A potential one-shot-and-you’re-done hemophilia A treatment from BioMarin Pharmaceutical Inc. will target regulatory approval in the United States and Europe after showing dramatic decreases in bleeding during clinical trials.

But in a competitive market to find the next big and expensive treatment to help — or even cure — hemophilia A patients, questions linger around how long the treatment sticks with patients. BioMarin (NASDAQ: BMRN) apparently didn’t allay those concerns Tuesday: The San Rafael-based company said its treatment appeared to plateau in restoring the amount of a clotting protein, known as Factor VIII.

The so-called durability of BioMarin’s valoctocogene roxaparvovec — or “valrox,” for short — could have an impact on the treatment’s ultimate acceptance by patients and what the company can charge for it.
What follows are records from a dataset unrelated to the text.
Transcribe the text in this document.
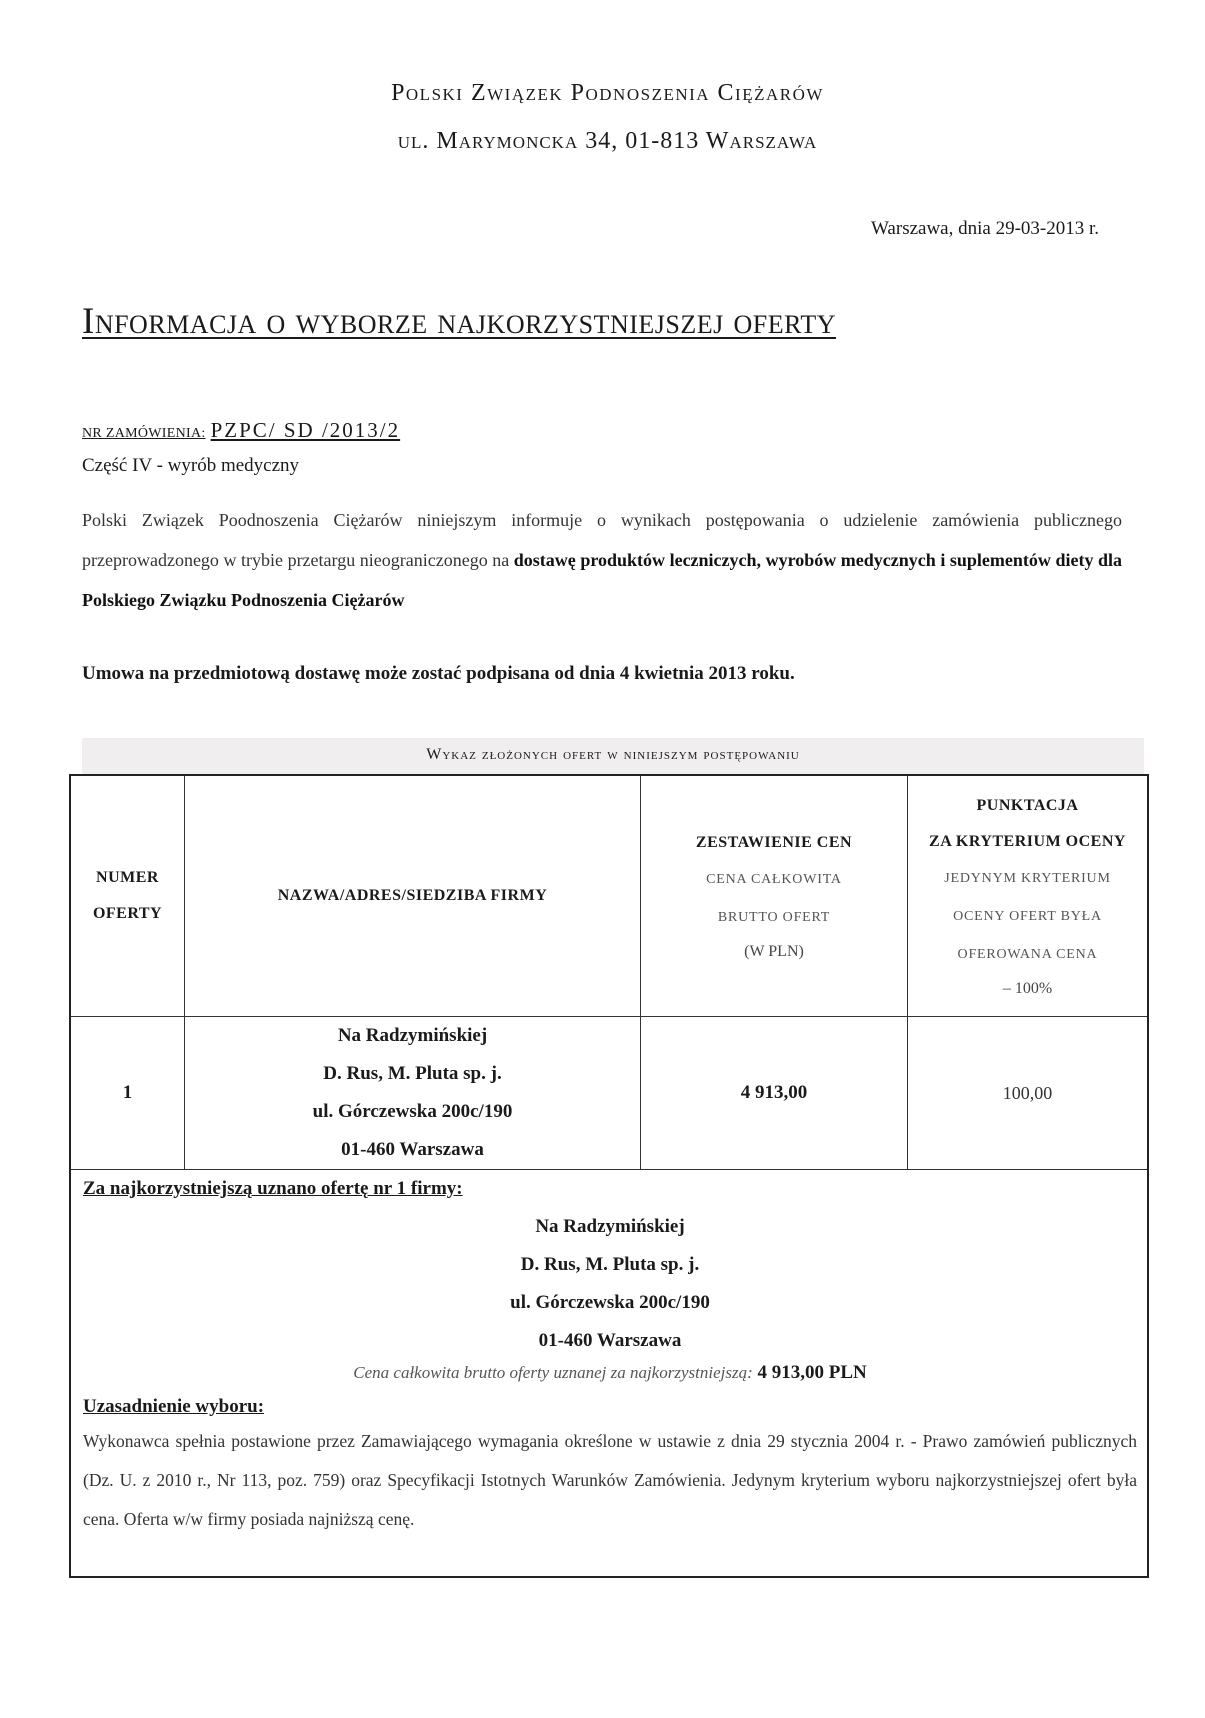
Polski Związek Podnoszenia Ciężarów
ul. Marymoncka 34, 01-813 Warszawa
Warszawa, dnia 29-03-2013 r.
Informacja o wyborze najkorzystniejszej oferty
NR ZAMÓWIENIA: PZPC/ SD /2013/2
Część IV - wyrób medyczny
Polski Związek Poodnoszenia Ciężarów niniejszym informuje o wynikach postępowania o udzielenie zamówienia publicznego przeprowadzonego w trybie przetargu nieograniczonego na dostawę produktów leczniczych, wyrobów medycznych i suplementów diety dla Polskiego Związku Podnoszenia Ciężarów
Umowa na przedmiotową dostawę może zostać podpisana od dnia 4 kwietnia 2013 roku.
Wykaz złożonych ofert w niniejszym postępowaniu
NUMER
OFERTY
NAZWA/ADRES/SIEDZIBA FIRMY
ZESTAWIENIE CEN
CENA CAŁKOWITA
BRUTTO OFERT
(W PLN)
PUNKTACJA
ZA KRYTERIUM OCENY
JEDYNYM KRYTERIUM
OCENY OFERT BYŁA
OFEROWANA CENA
– 100%
1
Na Radzymińskiej
D. Rus, M. Pluta sp. j.
ul. Górczewska 200c/190
01-460 Warszawa
4 913,00	100,00
Za najkorzystniejszą uznano ofertę nr 1 firmy:
Na Radzymińskiej
D. Rus, M. Pluta sp. j.
ul. Górczewska 200c/190
01-460 Warszawa
Cena całkowita brutto oferty uznanej za najkorzystniejszą: 4 913,00 PLN
Uzasadnienie wyboru:
Wykonawca spełnia postawione przez Zamawiającego wymagania określone w ustawie z dnia 29 stycznia 2004 r. - Prawo zamówień publicznych (Dz. U. z 2010 r., Nr 113, poz. 759) oraz Specyfikacji Istotnych Warunków Zamówienia. Jedynym kryterium wyboru najkorzystniejszej ofert była cena. Oferta w/w firmy posiada najniższą cenę.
Just last week, Novartis AG said it would charge $2.1 million for a gene therapy to treat a muscle-wasting disease known as spinal muscular atrophy.

BioMarin stock closed down $4.57 per share, or 5.1 percent, to $84.50 in Tuesday trading.
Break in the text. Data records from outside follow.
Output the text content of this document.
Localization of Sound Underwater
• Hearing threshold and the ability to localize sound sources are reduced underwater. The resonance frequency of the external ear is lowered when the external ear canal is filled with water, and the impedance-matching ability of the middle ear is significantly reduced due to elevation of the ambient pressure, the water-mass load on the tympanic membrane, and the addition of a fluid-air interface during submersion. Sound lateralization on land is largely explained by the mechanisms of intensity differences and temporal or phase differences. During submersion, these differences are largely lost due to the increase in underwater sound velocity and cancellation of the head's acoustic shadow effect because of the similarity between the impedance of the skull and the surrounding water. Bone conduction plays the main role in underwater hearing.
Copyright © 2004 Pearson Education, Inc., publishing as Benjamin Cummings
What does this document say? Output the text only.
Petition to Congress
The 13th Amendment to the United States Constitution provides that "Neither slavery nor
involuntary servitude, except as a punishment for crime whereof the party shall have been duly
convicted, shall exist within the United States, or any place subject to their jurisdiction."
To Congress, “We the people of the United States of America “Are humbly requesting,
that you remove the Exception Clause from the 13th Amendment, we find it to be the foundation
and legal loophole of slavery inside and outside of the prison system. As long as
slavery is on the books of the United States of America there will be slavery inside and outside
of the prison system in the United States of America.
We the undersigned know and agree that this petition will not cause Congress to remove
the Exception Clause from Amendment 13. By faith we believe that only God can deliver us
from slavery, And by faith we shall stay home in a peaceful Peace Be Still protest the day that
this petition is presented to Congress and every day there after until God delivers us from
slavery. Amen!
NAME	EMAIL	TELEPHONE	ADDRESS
On the surface, BioMarin’s disclosures around valrox Tuesday are positive. The company said a late-stage clinical trial found that eight patients met pre-specified criteria for Factor VIII activity levels. That study and a Phase I/II study dropped the median number of annual bleeding events to zero after three years, and the company thinks valrox could hit the market by the end of 2020.

The drop in the number of bleeding events is significant, both from a statistical point of view and for patients. Hemophilia A, also known as “classic hemophilia,” is a genetic disorder that causes the body to produce little or no Factor VIII. Without the clotting protein, minor cuts can turn into life-threatening bleeds and bruising can cause blood to pool around and damage joints and muscles.
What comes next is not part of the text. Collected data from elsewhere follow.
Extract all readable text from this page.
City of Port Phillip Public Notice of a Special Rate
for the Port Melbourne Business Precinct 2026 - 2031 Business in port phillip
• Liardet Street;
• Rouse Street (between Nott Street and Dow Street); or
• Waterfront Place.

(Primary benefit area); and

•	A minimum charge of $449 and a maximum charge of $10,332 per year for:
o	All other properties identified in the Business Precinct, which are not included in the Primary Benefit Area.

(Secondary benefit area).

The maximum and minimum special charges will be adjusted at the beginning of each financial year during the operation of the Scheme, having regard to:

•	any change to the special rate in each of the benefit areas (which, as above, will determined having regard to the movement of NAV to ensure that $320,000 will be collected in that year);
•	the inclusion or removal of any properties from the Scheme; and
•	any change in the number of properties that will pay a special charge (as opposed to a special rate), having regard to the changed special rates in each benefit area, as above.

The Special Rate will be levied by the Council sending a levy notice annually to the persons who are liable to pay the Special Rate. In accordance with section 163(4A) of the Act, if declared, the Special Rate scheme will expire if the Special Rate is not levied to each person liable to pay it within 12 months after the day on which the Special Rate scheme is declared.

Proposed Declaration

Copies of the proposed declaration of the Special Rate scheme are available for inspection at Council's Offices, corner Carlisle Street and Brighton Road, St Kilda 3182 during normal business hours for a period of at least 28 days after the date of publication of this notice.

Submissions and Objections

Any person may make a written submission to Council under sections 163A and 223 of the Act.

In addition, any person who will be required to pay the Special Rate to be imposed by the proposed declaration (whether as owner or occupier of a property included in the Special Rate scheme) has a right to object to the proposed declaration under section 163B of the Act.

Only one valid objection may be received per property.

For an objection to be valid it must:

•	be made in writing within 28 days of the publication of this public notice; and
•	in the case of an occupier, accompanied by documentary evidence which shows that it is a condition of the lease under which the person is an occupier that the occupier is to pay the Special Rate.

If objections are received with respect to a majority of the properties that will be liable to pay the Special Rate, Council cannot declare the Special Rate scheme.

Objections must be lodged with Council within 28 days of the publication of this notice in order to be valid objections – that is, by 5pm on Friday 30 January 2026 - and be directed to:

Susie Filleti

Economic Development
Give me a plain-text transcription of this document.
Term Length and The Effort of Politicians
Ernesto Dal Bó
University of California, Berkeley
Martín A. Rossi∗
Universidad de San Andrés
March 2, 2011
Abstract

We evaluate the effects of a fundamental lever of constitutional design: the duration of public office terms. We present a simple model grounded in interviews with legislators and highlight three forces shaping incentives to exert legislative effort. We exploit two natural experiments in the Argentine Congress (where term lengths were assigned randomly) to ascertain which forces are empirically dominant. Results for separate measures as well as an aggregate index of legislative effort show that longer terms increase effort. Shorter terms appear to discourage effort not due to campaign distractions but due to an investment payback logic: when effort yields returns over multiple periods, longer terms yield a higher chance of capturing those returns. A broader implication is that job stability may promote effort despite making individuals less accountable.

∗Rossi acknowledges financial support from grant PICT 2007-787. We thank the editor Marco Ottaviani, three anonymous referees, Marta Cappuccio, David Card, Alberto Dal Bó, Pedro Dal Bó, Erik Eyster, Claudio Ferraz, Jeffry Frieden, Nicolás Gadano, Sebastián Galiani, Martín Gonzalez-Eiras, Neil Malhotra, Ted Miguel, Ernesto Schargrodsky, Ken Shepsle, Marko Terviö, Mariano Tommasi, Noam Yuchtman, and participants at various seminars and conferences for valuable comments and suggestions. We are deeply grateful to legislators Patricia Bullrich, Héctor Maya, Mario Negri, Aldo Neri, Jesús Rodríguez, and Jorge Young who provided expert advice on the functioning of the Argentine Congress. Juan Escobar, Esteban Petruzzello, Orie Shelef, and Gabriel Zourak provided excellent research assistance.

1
There are about 20,000 people in the United States with hemophilia A, according to the National Hemophilia Foundation, and some patients in the earlier-stage study had a median of 16.3 bleeding events in the year before entering the study; valrox brought that to virtually zero.

“These data confirm that valoctocogene roxaparvovec has the potential to profoundly impact the lives of people with severe hemophilia A through a sustained reduction in bleeds and Factor VIII usage,” Dr. Hank Fuchs, BioMarin’s president of global research and development, said in a statement Tuesday.

BioMarin is led by Chairman and CEO Jean-Jacques Bienaimé.

Hank Fuchs is BioMarin’s president of global research and development.

Today, many hemophilia patients are largely dependent on injections several times a week of drugs, including ones manufactured at Bayer’s Berkeley facility, to maintain Factor VIII levels. Those treatments can cost upwards of $1,000 a week.

The promise of gene therapy — in hemophilia as well as other genetic diseases — is ultimately to provide more than a patch but a long-term fix, even a cure, with a single treatment. While valrox caused bleeding control to plateau at three years, Fuchs said that statistical models indicate the effect should last for at least eight years.

“This is fantastic news for the hemophilia community,” Fuchs said.

Wall Street saw the durability of valrox as significant, particularly in a hemophilia drug development marketplace that has spotlighted a handful of Bay Area companies. Another experimental gene therapy from Richmond’s Sangamo Therapeutics Inc. (NASDAQ: SGMO) and partner Pfizer Inc. (NYSE: PFE), called SB-525, last month showed zero bleeding events and a dose-dependent increase in Factor VIII levels across four different dosing groups with two people each.

Then there is Bayer, which won FDA and European regulatory approval last year for a long-acting Factor VIII treatment, and South San Francisco’s Genentech Inc., which in fall 2017 won regulatory approval of Hemlibra, a treatment injected just once a week.